Right there, you can tell this isn't going to end well. This is obviously not a financial wizard. She majored in touchy-feely on someone else's nickel. She went to NYU instead of CC or any of the SUNY campuses. It isn't all bad, though. She just got a raise. Now she makes almost as much as I do.
"She recently received a raise and now makes $22 an hour working for a photographer. After taxes, she takes home about $2,300 a month. Rent runs $750, and the full monthly payments on her student loans would be about $700 if they weren’t being deferred, which would not leave a lot left over."
Not a lot left? That would be $850 per month left over, maybe $30 per day. She is just out of college. She can brown-bag lunches like the rest of us. Share expenses. Skip the "going out" stuff. Bike to work instead of bus or car. Share the apartment. Get a second job, if she needs the money so badly. Get another, more useful college degree but not if it is solely to avoid paying your debt. When you are desperate, try 80-hour work weeks - it beats eight hours of tv and partying every night.

Another womyn's studies disaster. Cry me a river.

The article is copied below.

Sunday, May 16, 2010

College Degree isn't working out for everyone.

via Joanne Jacobs: The Class of 2010 borrowed lots of money to attend expensive universities and graduate with skills the labor market doesn’t want, writes Joe Queenan in the Wall Street Journal.
SO?

The whole "college degree gets you a million more over your lifetime" thing was bull all along. It was based on a selected sample comparing apples and oranges.


Here's a bit o' truth for all you students out there.
  • All college degrees are NOT created equal. Sorry.
  • "Womyn's Studies" and "Black Studies" and "I don't do math so I'm going to be an elementary ed teacher." Don't expect to paid like a rockstar if you can't play a lick.
  • This is what happens when you slack your way through classes and start your drinking on Thursday (We don't want Friday classes).  Too much selfish and childish behavior - fewer hours spent doing homework and more spent on your little iPhone and on those video games and TV. Most college students are lazy slackers more interested in beer than work.
  • This is the result of searching for the professor who gives out easy As or who rewards the girls with the biggest chest, instead of those who learned something. Choosing a school based on the nearby beach or the quality of the babes doesn't translate to learning anything, you know.
Maybe you SHOULD have been a plumber. Tech school WAS an option, you know. So is the military, though their standards may be a little too high for someone of your obvious talent and sensibilities.

If you're stupid enough to take lame and useless courses and expect a rapid payoff once out of college, I frankly don't care if you have that millstone around your neck. (I'd have said 'albatross' but too few students would get the reference - lack of employment is a punishment for hubris- driven college course selection).

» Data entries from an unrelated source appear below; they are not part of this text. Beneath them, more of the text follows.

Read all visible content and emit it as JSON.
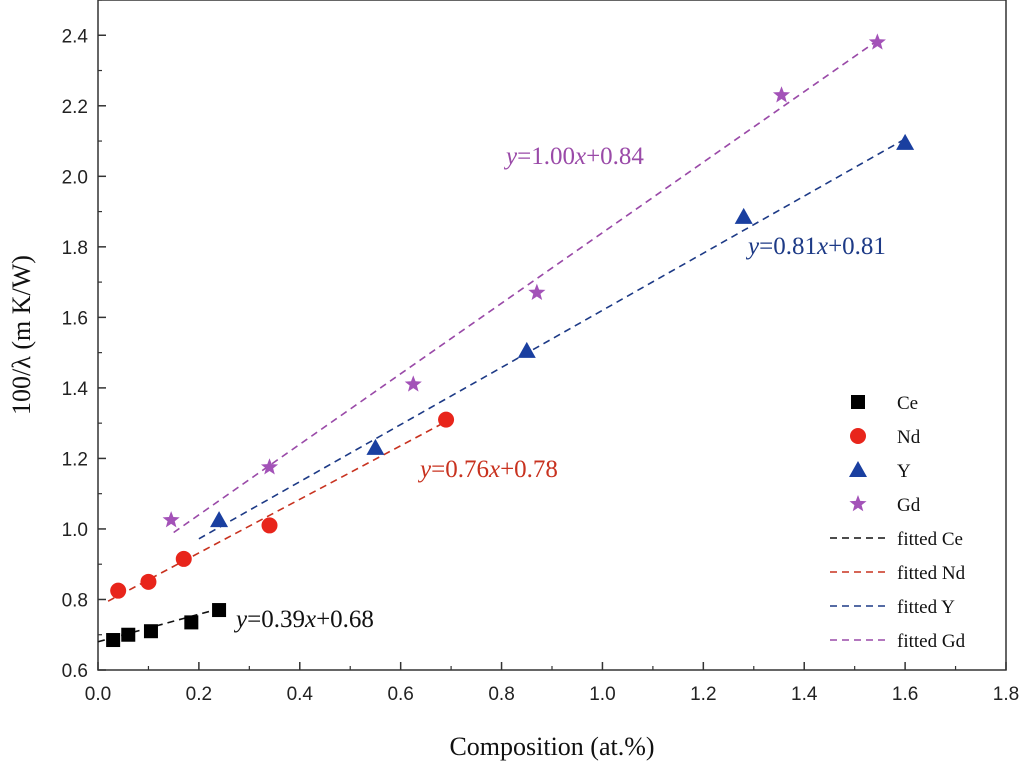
{
  "chart_data": {
    "type": "scatter",
    "xlabel": "Composition (at.%)",
    "ylabel": "100/λ  (m K/W)",
    "xlim": [
      0,
      1.8
    ],
    "ylim": [
      0.6,
      2.5
    ],
    "xticks": [
      "0.0",
      "0.2",
      "0.4",
      "0.6",
      "0.8",
      "1.0",
      "1.2",
      "1.4",
      "1.6",
      "1.8"
    ],
    "yticks": [
      "0.6",
      "0.8",
      "1.0",
      "1.2",
      "1.4",
      "1.6",
      "1.8",
      "2.0",
      "2.2",
      "2.4"
    ],
    "grid": false,
    "legend_position": "lower-right",
    "series": [
      {
        "name": "Ce",
        "marker": "square",
        "color": "#000000",
        "x": [
          0.03,
          0.06,
          0.105,
          0.185,
          0.24
        ],
        "y": [
          0.685,
          0.7,
          0.71,
          0.735,
          0.77
        ]
      },
      {
        "name": "Nd",
        "marker": "circle",
        "color": "#e8251b",
        "x": [
          0.04,
          0.1,
          0.17,
          0.34,
          0.69
        ],
        "y": [
          0.825,
          0.85,
          0.915,
          1.01,
          1.31
        ]
      },
      {
        "name": "Y",
        "marker": "triangle",
        "color": "#1a3fa0",
        "x": [
          0.24,
          0.55,
          0.85,
          1.28,
          1.6
        ],
        "y": [
          1.025,
          1.23,
          1.505,
          1.885,
          2.095
        ]
      },
      {
        "name": "Gd",
        "marker": "star",
        "color": "#a352b8",
        "x": [
          0.145,
          0.34,
          0.625,
          0.87,
          1.355,
          1.545
        ],
        "y": [
          1.025,
          1.175,
          1.41,
          1.67,
          2.23,
          2.38
        ]
      }
    ],
    "fits": [
      {
        "name": "fitted Ce",
        "color": "#111111",
        "slope": 0.39,
        "intercept": 0.68,
        "x_range": [
          0.0,
          0.25
        ],
        "equation": "0.39",
        "intercept_text": "0.68"
      },
      {
        "name": "fitted Nd",
        "color": "#c8321f",
        "slope": 0.76,
        "intercept": 0.78,
        "x_range": [
          0.02,
          0.69
        ],
        "equation": "0.76",
        "intercept_text": "0.78"
      },
      {
        "name": "fitted Y",
        "color": "#1d3a86",
        "slope": 0.81,
        "intercept": 0.81,
        "x_range": [
          0.2,
          1.6
        ],
        "equation": "0.81",
        "intercept_text": "0.81"
      },
      {
        "name": "fitted Gd",
        "color": "#9a4aa8",
        "slope": 1.0,
        "intercept": 0.84,
        "x_range": [
          0.15,
          1.55
        ],
        "equation": "1.00",
        "intercept_text": "0.84"
      }
    ]
  }
}
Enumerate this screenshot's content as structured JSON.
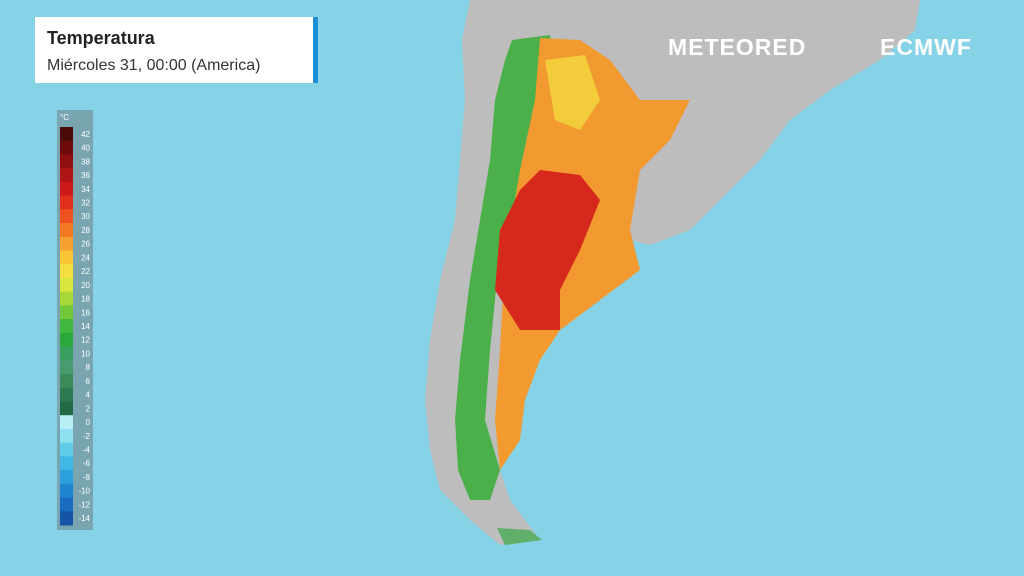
{
  "header": {
    "title": "Temperatura",
    "subtitle": "Miércoles 31, 00:00 (America)"
  },
  "legend": {
    "unit": "°C",
    "ticks": [
      42,
      40,
      38,
      36,
      34,
      32,
      30,
      28,
      26,
      24,
      22,
      20,
      18,
      16,
      14,
      12,
      10,
      8,
      6,
      4,
      2,
      0,
      -2,
      -4,
      -6,
      -8,
      -10,
      -12,
      -14
    ],
    "colors": [
      "#4a0a0a",
      "#6e0c0c",
      "#8f1010",
      "#b01515",
      "#cc1a1a",
      "#e0301a",
      "#ee5020",
      "#f27a25",
      "#f5a030",
      "#f7c535",
      "#f5e040",
      "#d8e640",
      "#a8d83a",
      "#70c83a",
      "#40b840",
      "#2aa83a",
      "#3aa060",
      "#4a9a70",
      "#3a8a5a",
      "#2e7a50",
      "#226a45",
      "#b8eef5",
      "#8fe0f0",
      "#60cdeb",
      "#40b8e5",
      "#2aa0dd",
      "#2085d0",
      "#1a6cc0",
      "#1555a8"
    ]
  },
  "logos": {
    "brand": "METEORED",
    "source": "ECMWF"
  }
}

I'm not sorry for having this opinion, kids. You set up your education - this was not a snap judgment. You were not forced into doing this. You demanded your parents hard-earned money for some of this education cost and you took out the loans for the rest. You slept through class or skipped it to go to Spring Break. What did you expect?

You get what you pay for, or in this case what you worked for (or didn't).

If you did take rigorous courses and worked hard, got a good degree and still got laid off, then I do sympathize and wish you better luck. My guess is that you'll be able to get a good job much faster than that other idiot. You'll also be able to work up the ladder faster, too.

The slacker in college is still a slacker in life. He's screwed either way. Don't be that guy.